Associated Press
Last updated: 1:42 p.m., Thursday, May 22, 2008

SAN ANGELO, Texas -- A state appellate court has ruled that child welfare officials had no right to seize more than 400 children living at a polygamist sect's ranch.


The Third Court of Appeals in Austin ruled that the grounds for removing the children were "legally and factually insufficient" under Texas law. They did not immediately order the return of the children.

Child welfare officials removed the children on the grounds that the sect pushed underage girls into marriage and sex and trained boys to become future perpetrators.

The appellate court ruled the chaotic hearing held last month did not demonstrate the children were in any immediate danger, the only measure of taking children from their homes without court proceedings.

"Unless this ruling gets overturned on appeal, it looks like Texas authorities will be required to return most if not all of the children back to the compound and to their mothers sooner rather than later," said CBS News legal analyst Andrew Cohen. "And at that point I imagine there will be some sort of major investigation into how law enforcement officials could have blundered so massively, if indeed they have."

"The ruling from Austin comes in the midst of a hearing in San Angelo, Texas where state authorities seem to be having trouble proving many of the child abuse allegations that were made against sect members," Cohen added. "So on several different levels the law is now helping sect members and their children defend themselves against the state."

"The appeals court ruled that the state didn't prove that the children were in immediate danger when they were taken from the compound. But that's a different standard from the one the trial courts in San Angelo now are using to come up with individual custody plans for many of the children. So this is still a very fluid situation," Cohen said.

On Wednesday, Child Protective Services workers returned to the west Texas ranch of the sect in search of children they believe might have arrived since more than 460 others were seized in a raid last month.

Guy Jessop, standing guard at the main gate of the ranch run by the Fundamentalist Church of Jesus Christ of Latter Day Saints, said two CPS workers accompanied by a sheriff's deputy asked whether they could enter the ranch to look for more children.
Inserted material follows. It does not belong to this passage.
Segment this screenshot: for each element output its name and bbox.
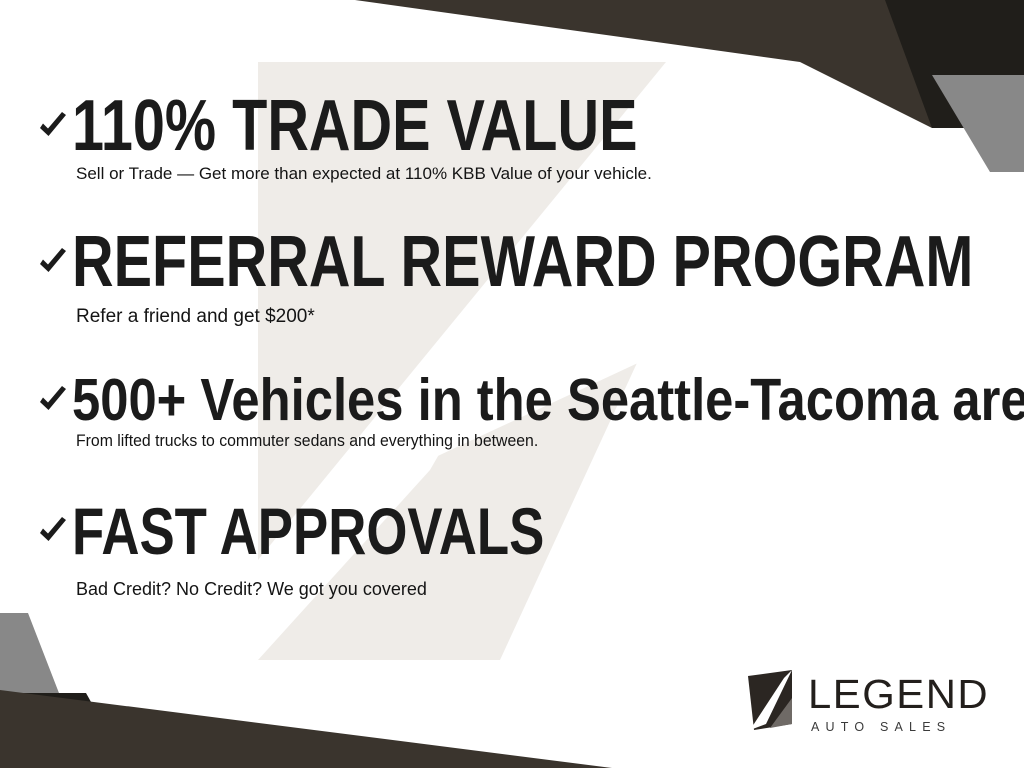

Jessop said he denied them access since they did not have a search warrant.

CPS spokeswoman Marleigh Meisner said workers went to make initial inquiries and were conferring with law enforcement about how to proceed.

FLDS spokesman and attorney Rod Parker said CPS wil not be allowed on the ranch without a search warrant.
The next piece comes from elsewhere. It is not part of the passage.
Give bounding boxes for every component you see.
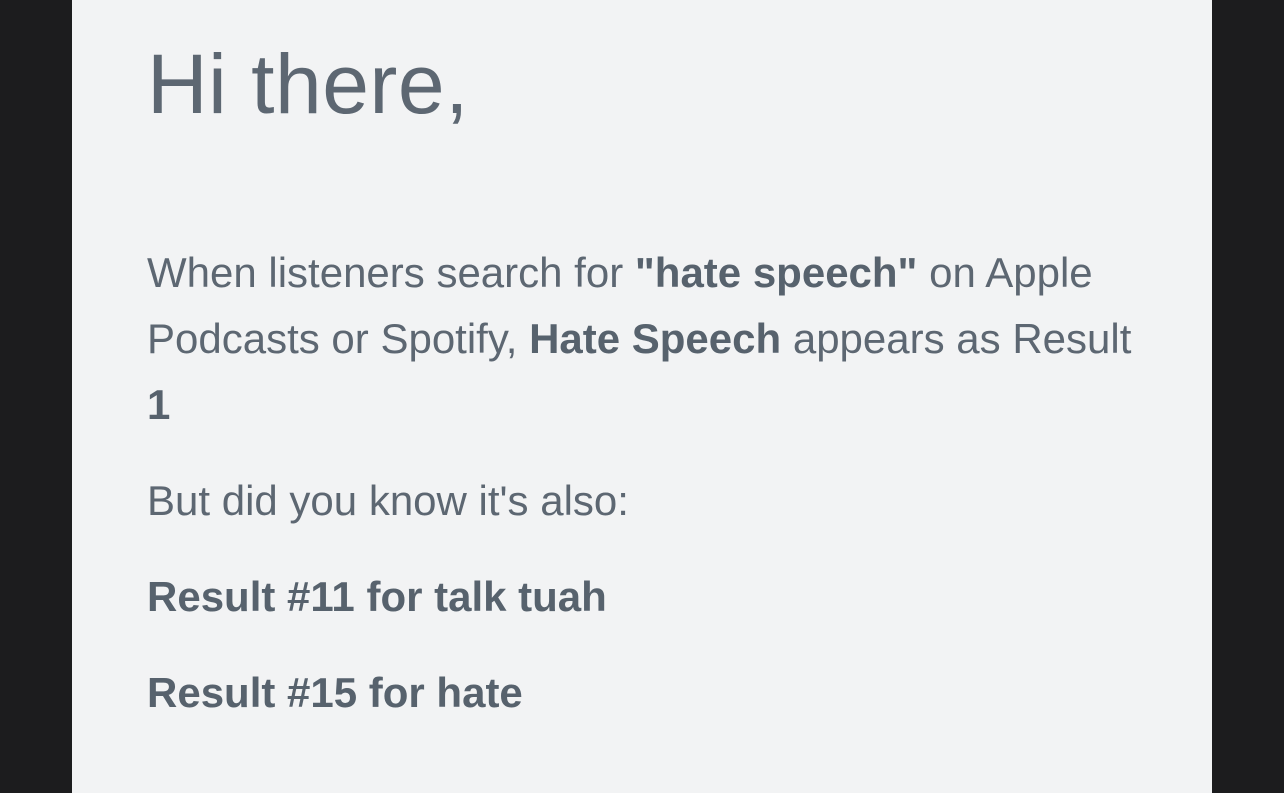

"As far as I know, there are no children, but I haven't searched, either," Parker said.

Meisner said she did not know how her agency came to suspect that children other than the 463 seized last month had arrived at the remote, 1,700-acre ranch in Eldorado.

The attempt to enter the ranch Wednesday underscores the confusion that has marked this case since CPS and Texas law enforcement entered the Yearning For Zion ranch on April 3, taking the children into custody on the belief that the sect forces underage girls into marriage and sex.